Bezahlwandel in Deutschland: Vom Bargeld zum Smartphone
Münzen und Scheine verlieren an Bedeutung: Immer mehr Menschen in Deutschland greifen beim Bezahlen zur Karte oder gleich zum Smartphone. Eine aktuelle Allensbach-Umfrage zeigt, wie stark sich das Zahlungsverhalten in nur wenigen Jahren verändert hat.
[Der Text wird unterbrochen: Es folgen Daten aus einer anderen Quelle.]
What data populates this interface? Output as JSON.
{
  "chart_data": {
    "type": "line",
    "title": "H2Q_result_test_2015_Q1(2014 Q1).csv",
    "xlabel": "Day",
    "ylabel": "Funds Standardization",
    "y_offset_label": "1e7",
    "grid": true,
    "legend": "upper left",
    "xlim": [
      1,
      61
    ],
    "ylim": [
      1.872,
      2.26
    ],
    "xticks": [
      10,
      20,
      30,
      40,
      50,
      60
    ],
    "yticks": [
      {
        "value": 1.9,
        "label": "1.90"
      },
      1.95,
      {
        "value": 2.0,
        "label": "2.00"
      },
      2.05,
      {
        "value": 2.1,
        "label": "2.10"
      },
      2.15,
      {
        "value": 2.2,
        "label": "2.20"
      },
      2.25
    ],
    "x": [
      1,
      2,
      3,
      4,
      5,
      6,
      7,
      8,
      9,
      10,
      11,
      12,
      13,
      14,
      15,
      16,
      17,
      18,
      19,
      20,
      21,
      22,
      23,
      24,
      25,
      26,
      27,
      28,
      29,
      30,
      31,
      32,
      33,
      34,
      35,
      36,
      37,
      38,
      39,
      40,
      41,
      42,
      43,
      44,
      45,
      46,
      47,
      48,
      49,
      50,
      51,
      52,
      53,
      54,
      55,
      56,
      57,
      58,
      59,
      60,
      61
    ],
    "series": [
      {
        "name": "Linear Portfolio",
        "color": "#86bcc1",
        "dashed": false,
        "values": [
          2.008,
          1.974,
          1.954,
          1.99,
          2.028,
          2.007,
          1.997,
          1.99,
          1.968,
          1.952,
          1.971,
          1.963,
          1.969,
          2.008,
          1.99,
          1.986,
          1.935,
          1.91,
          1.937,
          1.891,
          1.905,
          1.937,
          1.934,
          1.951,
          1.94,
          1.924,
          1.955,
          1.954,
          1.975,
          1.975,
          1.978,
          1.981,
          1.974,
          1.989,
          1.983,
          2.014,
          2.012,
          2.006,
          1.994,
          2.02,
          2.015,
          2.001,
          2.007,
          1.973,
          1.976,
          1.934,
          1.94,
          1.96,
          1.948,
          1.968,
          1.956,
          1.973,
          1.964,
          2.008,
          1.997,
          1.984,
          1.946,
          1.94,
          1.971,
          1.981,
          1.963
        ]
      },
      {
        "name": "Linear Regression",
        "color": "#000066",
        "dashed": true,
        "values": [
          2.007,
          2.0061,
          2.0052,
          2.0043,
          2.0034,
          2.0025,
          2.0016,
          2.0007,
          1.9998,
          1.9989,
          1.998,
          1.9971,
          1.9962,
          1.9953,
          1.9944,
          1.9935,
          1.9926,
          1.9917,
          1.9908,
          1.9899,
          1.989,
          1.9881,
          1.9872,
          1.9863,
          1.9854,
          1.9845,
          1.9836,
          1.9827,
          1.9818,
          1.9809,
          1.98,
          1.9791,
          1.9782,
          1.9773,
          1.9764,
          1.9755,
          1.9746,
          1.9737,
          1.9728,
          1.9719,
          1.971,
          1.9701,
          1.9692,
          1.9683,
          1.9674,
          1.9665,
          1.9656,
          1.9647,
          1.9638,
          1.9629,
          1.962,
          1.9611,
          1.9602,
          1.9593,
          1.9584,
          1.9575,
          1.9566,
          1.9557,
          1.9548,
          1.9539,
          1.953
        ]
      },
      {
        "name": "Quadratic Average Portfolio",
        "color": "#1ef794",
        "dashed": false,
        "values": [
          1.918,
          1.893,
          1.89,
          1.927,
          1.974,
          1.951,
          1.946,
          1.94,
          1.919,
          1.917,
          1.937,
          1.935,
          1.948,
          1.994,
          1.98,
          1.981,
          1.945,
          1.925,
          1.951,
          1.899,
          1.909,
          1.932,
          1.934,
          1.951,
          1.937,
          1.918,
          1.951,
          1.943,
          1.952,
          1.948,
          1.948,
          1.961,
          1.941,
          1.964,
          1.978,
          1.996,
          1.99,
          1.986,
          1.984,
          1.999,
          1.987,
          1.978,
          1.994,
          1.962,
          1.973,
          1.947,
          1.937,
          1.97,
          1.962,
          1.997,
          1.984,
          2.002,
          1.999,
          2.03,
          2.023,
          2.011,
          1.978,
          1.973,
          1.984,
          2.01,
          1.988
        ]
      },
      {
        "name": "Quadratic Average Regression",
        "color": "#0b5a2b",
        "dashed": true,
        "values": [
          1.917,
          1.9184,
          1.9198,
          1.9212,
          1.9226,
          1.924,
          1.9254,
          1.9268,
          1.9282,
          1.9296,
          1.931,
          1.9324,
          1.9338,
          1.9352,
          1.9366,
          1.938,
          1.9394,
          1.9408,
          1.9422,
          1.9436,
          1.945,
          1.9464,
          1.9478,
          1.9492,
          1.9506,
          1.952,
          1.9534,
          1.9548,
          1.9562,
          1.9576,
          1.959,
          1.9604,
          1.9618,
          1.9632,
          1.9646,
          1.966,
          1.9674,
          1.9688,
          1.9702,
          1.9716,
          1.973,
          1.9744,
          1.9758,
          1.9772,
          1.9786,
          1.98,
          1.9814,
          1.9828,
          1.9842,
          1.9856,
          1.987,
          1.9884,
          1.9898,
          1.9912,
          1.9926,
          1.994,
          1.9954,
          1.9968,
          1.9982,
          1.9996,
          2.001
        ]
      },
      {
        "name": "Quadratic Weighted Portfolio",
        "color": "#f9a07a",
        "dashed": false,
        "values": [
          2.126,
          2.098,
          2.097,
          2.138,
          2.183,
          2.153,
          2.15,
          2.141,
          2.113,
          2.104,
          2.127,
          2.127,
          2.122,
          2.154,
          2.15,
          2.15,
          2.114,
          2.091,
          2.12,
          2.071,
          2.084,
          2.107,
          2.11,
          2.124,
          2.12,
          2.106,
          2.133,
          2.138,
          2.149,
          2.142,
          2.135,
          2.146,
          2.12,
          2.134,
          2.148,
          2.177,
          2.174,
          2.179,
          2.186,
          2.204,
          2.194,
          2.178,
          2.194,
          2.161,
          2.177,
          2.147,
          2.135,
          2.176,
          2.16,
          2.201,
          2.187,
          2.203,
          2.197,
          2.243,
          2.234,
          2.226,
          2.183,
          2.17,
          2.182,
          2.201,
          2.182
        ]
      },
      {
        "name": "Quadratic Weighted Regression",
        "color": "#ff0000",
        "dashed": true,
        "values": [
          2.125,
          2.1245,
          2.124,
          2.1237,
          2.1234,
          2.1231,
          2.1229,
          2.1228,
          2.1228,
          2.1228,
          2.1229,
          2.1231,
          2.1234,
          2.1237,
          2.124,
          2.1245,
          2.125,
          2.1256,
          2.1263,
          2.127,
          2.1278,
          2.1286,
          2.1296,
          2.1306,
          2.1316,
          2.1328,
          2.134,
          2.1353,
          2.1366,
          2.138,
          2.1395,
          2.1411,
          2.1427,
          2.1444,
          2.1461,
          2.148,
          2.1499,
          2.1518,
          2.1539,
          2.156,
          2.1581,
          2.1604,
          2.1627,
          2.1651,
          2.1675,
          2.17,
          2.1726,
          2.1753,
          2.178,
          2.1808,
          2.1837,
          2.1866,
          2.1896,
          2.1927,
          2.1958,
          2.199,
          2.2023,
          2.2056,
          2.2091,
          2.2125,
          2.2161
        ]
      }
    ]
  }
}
Der Wandel im Zahlungsverhalten
In den letzten Jahren hat sich das Bezahlverhalten der Deutschen dramatisch verändert. Früher dominierten Bargeld und die klassische EC-Karte den Alltag. Heute greifen immer mehr Verbraucher zu digitalen Alternativen. Die Allensbach-Umfrage unterstreicht diesen Trend: Über 60 Prozent der Befragten nutzen regelmäßig Karten oder mobile Zahlungsmethoden.
Die Rolle des Smartphones
Das Smartphone wird zum zentralen Werkzeug für Zahlungen. Apps wie Apple Pay, Google Pay oder Bank-Apps ermöglichen kontaktloses Bezahlen. Die Umfrage ergab, dass besonders jüngere Nutzer, aber auch Ältere, diese Technologie schätzen. Die Bequemlichkeit und Schnelligkeit überzeugen: Kein Portemonnaie mehr notwendig, nur das Handy reicht aus.
Gründe für den Wechsel
Mehrere Faktoren treiben diesen Wandel voran. Die Corona-Pandemie hat kontaktloses Bezahlen beschleunigt, um Hygiene zu wahren. Zudem bieten digitale Zahlungen Sicherheit durch Verschlüsselung und schnelle Transaktionen. Die Umfrage zeigt, dass nur noch 20 Prozent der Deutschen ausschließlich Bargeld bevorzugen, ein Rückgang um 15 Prozentpunkte in fünf Jahren.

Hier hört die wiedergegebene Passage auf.